Lichtenstein era un artista e un uomo comune: iniziò a prepararsi per una professione perfettamente normale (l'insegnamento) e fu arruolato nell'esercito. Non poté sfruttare il fatto che l'esercito lo avesse portato a Parigi per la sua crescita artistica (e per la sua conoscenza di Picasso) come previsto, perché dovette tornare a casa a causa della grave malattia del padre.
Dopo la guerra completò la sua formazione da insegnante presso l'Ohio State University e, sebbene avesse iniziato un master in Belle Arti , nel 1949 pose un ulteriore ostacolo al suo "libero sviluppo artistico" sposandosi e avendo due figli con la moglie Isabel Wilson negli anni successivi.

Fonte: Kunststiftung Poll [CC BY-SA 3.0 de], tramite Wikimedia Commons
Lichtenstein era quindi in parte responsabile del sostentamento della famiglia e negli anni '50 svolse ogni sorta di lavoro che serviva meno al suo sviluppo artistico e più a garantirgli il sostentamento.

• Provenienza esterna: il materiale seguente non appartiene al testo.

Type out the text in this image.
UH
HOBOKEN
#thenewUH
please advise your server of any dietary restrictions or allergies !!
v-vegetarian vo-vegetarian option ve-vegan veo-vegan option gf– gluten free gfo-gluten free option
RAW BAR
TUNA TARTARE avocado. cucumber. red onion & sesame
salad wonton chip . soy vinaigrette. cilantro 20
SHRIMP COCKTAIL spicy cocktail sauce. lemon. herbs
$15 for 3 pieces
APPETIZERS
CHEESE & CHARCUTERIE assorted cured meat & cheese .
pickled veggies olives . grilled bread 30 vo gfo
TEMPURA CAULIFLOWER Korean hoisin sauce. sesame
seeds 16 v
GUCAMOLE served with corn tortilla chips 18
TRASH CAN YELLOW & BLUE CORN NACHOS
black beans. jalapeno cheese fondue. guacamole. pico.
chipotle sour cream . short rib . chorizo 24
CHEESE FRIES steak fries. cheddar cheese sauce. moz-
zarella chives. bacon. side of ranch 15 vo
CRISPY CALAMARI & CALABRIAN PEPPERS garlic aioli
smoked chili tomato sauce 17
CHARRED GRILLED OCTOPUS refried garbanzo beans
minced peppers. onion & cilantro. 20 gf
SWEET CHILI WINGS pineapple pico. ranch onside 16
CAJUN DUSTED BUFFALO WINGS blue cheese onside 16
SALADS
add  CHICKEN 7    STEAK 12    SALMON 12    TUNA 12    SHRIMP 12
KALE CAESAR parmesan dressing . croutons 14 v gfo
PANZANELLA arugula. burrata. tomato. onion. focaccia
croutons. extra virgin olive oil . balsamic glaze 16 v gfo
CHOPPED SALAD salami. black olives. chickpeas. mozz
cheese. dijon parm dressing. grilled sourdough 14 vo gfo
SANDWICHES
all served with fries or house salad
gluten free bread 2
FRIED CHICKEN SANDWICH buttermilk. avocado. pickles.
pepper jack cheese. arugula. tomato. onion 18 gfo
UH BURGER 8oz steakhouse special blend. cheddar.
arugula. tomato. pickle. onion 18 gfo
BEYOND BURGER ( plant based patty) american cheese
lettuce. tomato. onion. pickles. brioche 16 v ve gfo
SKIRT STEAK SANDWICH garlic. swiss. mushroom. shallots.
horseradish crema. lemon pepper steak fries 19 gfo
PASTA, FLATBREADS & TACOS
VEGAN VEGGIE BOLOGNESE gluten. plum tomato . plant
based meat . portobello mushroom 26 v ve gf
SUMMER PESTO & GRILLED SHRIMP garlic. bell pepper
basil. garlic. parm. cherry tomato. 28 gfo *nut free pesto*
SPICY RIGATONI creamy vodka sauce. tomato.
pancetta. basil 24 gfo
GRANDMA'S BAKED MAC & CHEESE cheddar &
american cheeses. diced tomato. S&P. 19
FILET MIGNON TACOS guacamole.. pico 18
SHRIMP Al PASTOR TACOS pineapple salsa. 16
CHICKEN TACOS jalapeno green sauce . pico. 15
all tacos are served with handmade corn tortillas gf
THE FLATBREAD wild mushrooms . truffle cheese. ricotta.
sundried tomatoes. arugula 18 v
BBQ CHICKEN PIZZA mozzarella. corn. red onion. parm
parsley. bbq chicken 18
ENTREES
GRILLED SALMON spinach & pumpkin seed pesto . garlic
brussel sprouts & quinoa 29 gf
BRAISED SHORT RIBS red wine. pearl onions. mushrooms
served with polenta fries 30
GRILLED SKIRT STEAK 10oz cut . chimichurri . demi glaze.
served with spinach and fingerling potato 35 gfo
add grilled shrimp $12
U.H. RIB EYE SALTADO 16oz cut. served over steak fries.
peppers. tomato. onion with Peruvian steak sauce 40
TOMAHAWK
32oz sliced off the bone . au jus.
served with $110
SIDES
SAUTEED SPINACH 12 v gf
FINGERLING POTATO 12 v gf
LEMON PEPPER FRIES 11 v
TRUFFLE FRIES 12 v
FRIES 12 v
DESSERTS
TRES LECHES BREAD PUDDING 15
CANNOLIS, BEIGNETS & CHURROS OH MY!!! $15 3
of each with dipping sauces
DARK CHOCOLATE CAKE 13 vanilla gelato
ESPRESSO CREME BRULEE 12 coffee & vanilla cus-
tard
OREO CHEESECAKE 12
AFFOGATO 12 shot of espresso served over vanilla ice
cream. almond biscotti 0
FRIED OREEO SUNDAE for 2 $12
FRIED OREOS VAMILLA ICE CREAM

Nella prima parte della sua vita non ebbe molto tempo da dedicare alla sperimentazione artistica e alla ricerca di un proprio stile: partecipò a una vita reale e vibrante a tal punto che non era facile, nemmeno per una persona creativa, sviluppare idee artistiche altamente raffinate parallelamente.

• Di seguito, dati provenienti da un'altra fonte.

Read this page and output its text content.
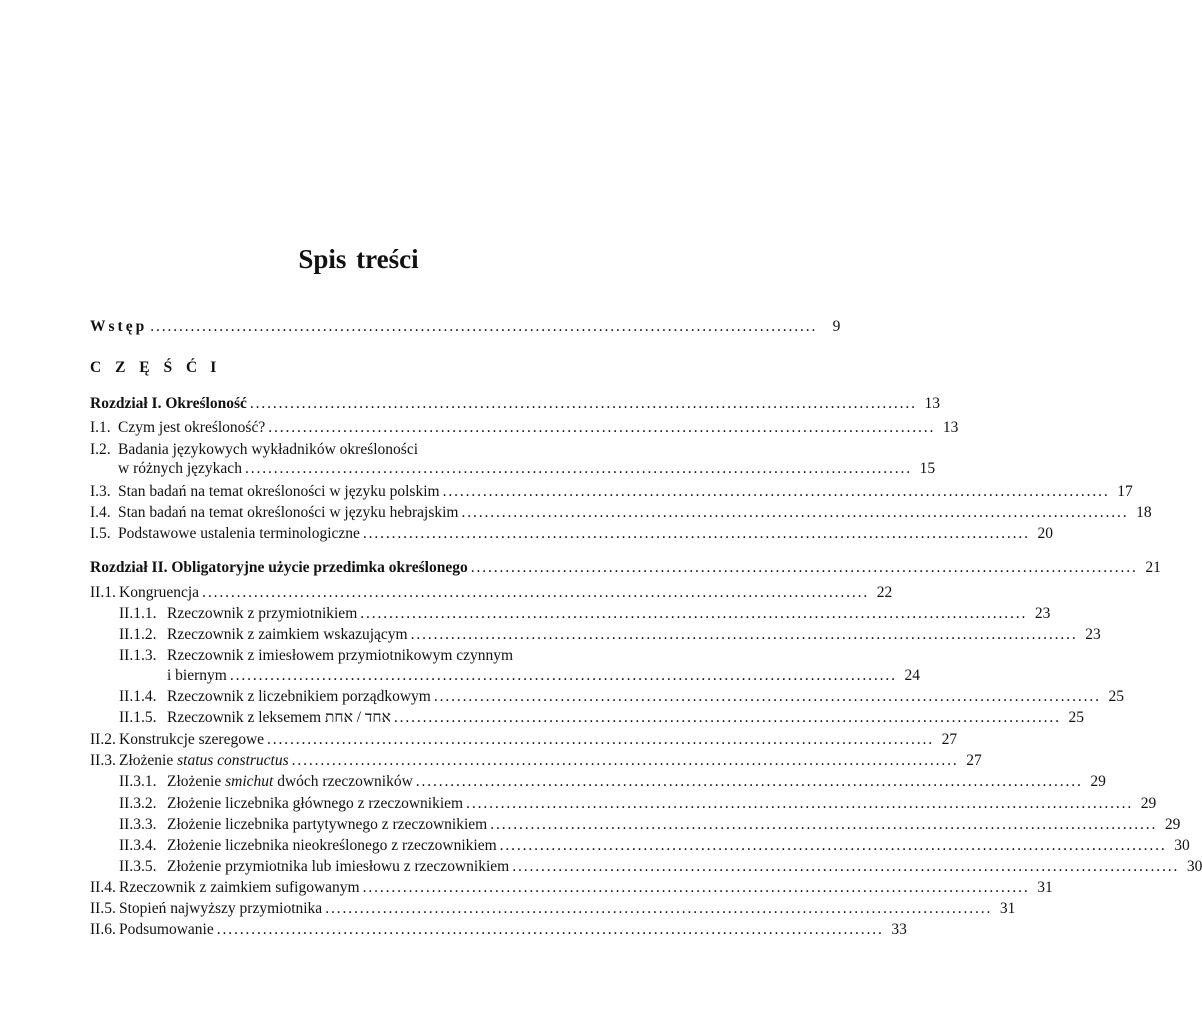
Spis treści
Wstęp . . .	9
C Z Ę Ś Ć I
Rozdział I. Określoność . . .	13
I.1. Czym jest określoność? . . .	13
I.2. Badania językowych wykładników określoności
w różnych językach . . .	15
I.3. Stan badań na temat określoności w języku polskim . . .	17
I.4. Stan badań na temat określoności w języku hebrajskim . . .	18
I.5. Podstawowe ustalenia terminologiczne . . .	20
Rozdział II. Obligatoryjne użycie przedimka określonego . . .	21
II.1. Kongruencja . . .	22
II.1.1. Rzeczownik z przymiotnikiem . . .	23
II.1.2. Rzeczownik z zaimkiem wskazującym . . .	23
II.1.3. Rzeczownik z imiesłowem przymiotnikowym czynnym
i biernym . . .	24
II.1.4. Rzeczownik z liczebnikiem porządkowym . . .	25
II.1.5. Rzeczownik z leksemem אחד / אחת . . .	25
II.2. Konstrukcje szeregowe . . .	27
II.3. Złożenie status constructus . . .	27
II.3.1. Złożenie smichut dwóch rzeczowników . . .	29
II.3.2. Złożenie liczebnika głównego z rzeczownikiem . . .	29
II.3.3. Złożenie liczebnika partytywnego z rzeczownikiem . . .	29
II.3.4. Złożenie liczebnika nieokreślonego z rzeczownikiem . . .	30
II.3.5. Złożenie przymiotnika lub imiesłowu z rzeczownikiem . . .	30
II.4. Rzeczownik z zaimkiem sufigowanym . . .	31
II.5. Stopień najwyższy przymiotnika . . .	31
II.6. Podsumowanie . . .	33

Svegliati, Lichtenstein! Ovvero: Cosa può fare un nuovo lavoro
Questa vita in Ohio, con occasionali viaggi a New York, a 750 km di distanza, per motivi artistici, sarebbe potuta continuare all'infinito. Soprattutto se Lichtenstein non avesse accettato un incarico di insegnamento alla Rutgers University nel New Jersey nel 1960. Fu lì, infatti, che si trovò in un ambiente estremamente creativo e conobbe tutti gli artisti che oggi sono " .
Alcuni tra i più importanti artisti contemporanei si erano riuniti all'università dell'Ohio: Jim Dine e Claes Oldenburg, Lucas Samaras e George Segal, George Brecht e Geoffrey Hendricks, Dick Higgins e sua moglie Allison Knowles, George Maciunas e Robert Whitman – tutti raggruppati campus della Rutgers University attorno a due professori Allan Kaprow, l' "inventore dell'Happening", e Robert Watts, scultore, espressionista e amico di Fluxus.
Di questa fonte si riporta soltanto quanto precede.